Check out the video here!
Ingredients
Mexican Chocolate Mousse
- 125 gr milk
- 1.5 ea gelatin sheets
- 163 gr dark chocolate
- 250 gr milk
- ½ tsp cinnamon
- ¼ tsp cayenne pepper
Prune Mousse
- 225 gr Prune puree
- 75 gr White chocolate
- 1.25 gr salt
- 1 ea Gelatin sheet
- 175 gr Cream
- 25 gr Powder sugar
Spice Cake
- 312 gr AP flour
- 2 tsp baking powder
- 1 tsp baking soda
- 1/2 tsp salt
- 1 and 1/2 tsp ground cinnamon
- 1 tsp ground ginger
- 1/2 tsp ground nutmeg
- 1/2 tsp ground clove
- 1 c canola oil
- 350 gr brown sugar
- 180 gr unsweetened applesauce
- 4 ea large eggs
- 2 tsp pure vanilla extract
- 1 c shredded apple
- ½ c chopped prunes
Dark chocolate for topping
Directions
Mexican Chocolate Mousse
Bloom gelatin, set aside
Heat milk and spices
Add gelatin to milk
Pour over chocolate
Whip cream, soft peaks
When chocolate is at 40ºC fold in whip cream
Put in a piping bag and let set in the fridge.
Prune Mousse
Heat puree.
Melt chocolate and mix with puree.
Add salt and mix.
Bloom gelatin and add to chocolate puree mixture.
Whip cream and sugar to soft peaks.
Fold cream into the chocolate.
Put into a piping bag and let set in the fridge.
Spice Cake
Sift flour, baking powder, baking soda, salt, and all spices into a bowl.
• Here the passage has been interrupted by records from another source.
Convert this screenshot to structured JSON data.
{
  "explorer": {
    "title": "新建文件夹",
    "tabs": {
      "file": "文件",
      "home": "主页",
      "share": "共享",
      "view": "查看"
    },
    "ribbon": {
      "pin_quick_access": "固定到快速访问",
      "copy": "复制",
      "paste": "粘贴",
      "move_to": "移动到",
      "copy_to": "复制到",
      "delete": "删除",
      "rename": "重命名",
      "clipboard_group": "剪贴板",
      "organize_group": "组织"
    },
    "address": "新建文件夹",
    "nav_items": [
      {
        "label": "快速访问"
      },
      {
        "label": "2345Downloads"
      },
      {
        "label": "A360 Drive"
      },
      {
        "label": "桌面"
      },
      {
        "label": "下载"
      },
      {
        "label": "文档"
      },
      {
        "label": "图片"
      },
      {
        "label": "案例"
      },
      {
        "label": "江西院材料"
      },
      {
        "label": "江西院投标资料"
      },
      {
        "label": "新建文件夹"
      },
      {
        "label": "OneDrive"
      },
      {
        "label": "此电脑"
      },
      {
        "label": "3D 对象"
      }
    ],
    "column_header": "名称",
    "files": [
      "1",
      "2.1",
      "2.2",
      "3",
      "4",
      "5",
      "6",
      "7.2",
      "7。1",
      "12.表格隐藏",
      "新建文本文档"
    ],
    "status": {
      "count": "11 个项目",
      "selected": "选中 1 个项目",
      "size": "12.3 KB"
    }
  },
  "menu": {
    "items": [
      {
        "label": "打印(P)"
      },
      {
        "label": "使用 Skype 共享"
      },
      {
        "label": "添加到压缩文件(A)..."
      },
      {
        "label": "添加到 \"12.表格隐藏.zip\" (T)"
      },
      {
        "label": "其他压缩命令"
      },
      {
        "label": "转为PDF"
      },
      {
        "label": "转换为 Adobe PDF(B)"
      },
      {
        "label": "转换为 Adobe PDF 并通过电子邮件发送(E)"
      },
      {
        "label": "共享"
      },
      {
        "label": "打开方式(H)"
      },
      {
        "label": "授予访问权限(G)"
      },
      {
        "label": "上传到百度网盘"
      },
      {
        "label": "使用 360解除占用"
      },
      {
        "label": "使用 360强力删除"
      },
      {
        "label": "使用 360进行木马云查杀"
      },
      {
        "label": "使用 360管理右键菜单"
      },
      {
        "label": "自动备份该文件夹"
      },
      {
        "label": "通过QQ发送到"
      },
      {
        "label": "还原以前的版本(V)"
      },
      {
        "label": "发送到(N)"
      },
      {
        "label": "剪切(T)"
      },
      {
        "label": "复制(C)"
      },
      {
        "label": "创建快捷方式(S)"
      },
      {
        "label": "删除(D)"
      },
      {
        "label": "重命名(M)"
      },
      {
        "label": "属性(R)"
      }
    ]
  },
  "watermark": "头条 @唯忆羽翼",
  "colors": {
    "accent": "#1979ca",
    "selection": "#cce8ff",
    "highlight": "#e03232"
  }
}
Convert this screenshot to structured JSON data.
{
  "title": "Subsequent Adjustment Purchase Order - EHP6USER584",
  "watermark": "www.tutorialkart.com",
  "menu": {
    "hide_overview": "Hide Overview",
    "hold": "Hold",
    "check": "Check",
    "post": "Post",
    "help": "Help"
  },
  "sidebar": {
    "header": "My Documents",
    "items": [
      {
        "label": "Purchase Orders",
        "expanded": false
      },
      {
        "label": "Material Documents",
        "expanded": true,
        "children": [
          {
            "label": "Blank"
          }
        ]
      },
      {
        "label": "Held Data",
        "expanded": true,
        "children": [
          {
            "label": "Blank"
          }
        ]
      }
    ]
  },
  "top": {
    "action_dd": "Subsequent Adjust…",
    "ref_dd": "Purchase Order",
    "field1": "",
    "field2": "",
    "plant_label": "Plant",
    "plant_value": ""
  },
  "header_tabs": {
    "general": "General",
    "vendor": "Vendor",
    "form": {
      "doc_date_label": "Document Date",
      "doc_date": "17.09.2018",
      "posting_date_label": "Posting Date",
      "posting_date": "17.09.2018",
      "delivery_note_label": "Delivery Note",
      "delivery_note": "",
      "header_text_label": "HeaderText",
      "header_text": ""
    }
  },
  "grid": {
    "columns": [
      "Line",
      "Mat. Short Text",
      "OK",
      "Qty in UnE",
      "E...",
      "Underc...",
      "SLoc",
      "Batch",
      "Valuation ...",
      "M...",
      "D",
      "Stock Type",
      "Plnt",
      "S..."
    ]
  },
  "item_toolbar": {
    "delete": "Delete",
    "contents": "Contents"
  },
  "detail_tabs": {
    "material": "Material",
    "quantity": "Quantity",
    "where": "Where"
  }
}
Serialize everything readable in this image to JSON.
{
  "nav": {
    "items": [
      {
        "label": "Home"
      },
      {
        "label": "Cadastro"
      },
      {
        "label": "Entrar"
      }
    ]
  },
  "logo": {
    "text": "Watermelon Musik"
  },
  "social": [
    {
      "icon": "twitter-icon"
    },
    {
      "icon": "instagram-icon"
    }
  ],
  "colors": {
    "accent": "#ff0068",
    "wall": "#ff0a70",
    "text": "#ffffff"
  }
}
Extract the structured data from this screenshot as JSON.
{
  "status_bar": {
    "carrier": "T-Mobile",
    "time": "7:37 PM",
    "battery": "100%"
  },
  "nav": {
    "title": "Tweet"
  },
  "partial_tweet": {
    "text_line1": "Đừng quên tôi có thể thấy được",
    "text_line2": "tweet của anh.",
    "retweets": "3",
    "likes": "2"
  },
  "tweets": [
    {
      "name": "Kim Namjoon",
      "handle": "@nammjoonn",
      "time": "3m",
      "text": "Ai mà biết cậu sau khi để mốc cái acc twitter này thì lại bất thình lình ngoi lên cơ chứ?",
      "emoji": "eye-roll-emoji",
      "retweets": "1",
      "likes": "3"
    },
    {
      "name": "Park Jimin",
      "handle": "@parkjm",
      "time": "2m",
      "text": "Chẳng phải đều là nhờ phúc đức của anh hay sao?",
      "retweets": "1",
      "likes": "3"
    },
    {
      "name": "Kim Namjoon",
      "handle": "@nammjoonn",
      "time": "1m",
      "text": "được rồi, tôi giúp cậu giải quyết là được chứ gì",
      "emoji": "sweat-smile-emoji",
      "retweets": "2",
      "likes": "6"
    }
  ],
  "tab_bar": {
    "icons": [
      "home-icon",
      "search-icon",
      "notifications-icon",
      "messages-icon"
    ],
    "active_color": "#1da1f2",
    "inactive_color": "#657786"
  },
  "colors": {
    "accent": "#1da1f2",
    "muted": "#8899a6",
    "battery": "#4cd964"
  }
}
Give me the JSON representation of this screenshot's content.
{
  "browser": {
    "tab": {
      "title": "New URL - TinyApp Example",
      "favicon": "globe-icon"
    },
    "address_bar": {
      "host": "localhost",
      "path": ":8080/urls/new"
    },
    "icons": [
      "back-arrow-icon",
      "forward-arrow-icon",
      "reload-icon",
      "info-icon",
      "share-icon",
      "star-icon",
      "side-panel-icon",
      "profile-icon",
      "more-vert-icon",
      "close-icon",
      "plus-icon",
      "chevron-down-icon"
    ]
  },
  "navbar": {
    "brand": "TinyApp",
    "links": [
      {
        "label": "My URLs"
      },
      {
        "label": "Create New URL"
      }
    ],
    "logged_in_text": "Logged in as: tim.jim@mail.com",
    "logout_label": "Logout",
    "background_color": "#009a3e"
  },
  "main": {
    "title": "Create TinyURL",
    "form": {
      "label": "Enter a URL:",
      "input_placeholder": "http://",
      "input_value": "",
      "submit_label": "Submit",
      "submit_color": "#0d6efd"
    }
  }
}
Mix.
In a large deep bowl, combine butter, brown sugar, applesauce, eggs, vanilla extract.
Pour dry ingredients into liquid and whisk until mixed.
Peel and grate the apple and add to the mix.
Add chopped prunes to the batter.
Pour the batter into the prepared cake pan and bake for 45-50 minutes at 350ºF.
Remove the cake from the oven and let it cool.
Assembly
Once the spice cake has cooled, pipe prune mousse and Mexican chocolate mousse and top with dark chocolate pieces. Slice and enjoy!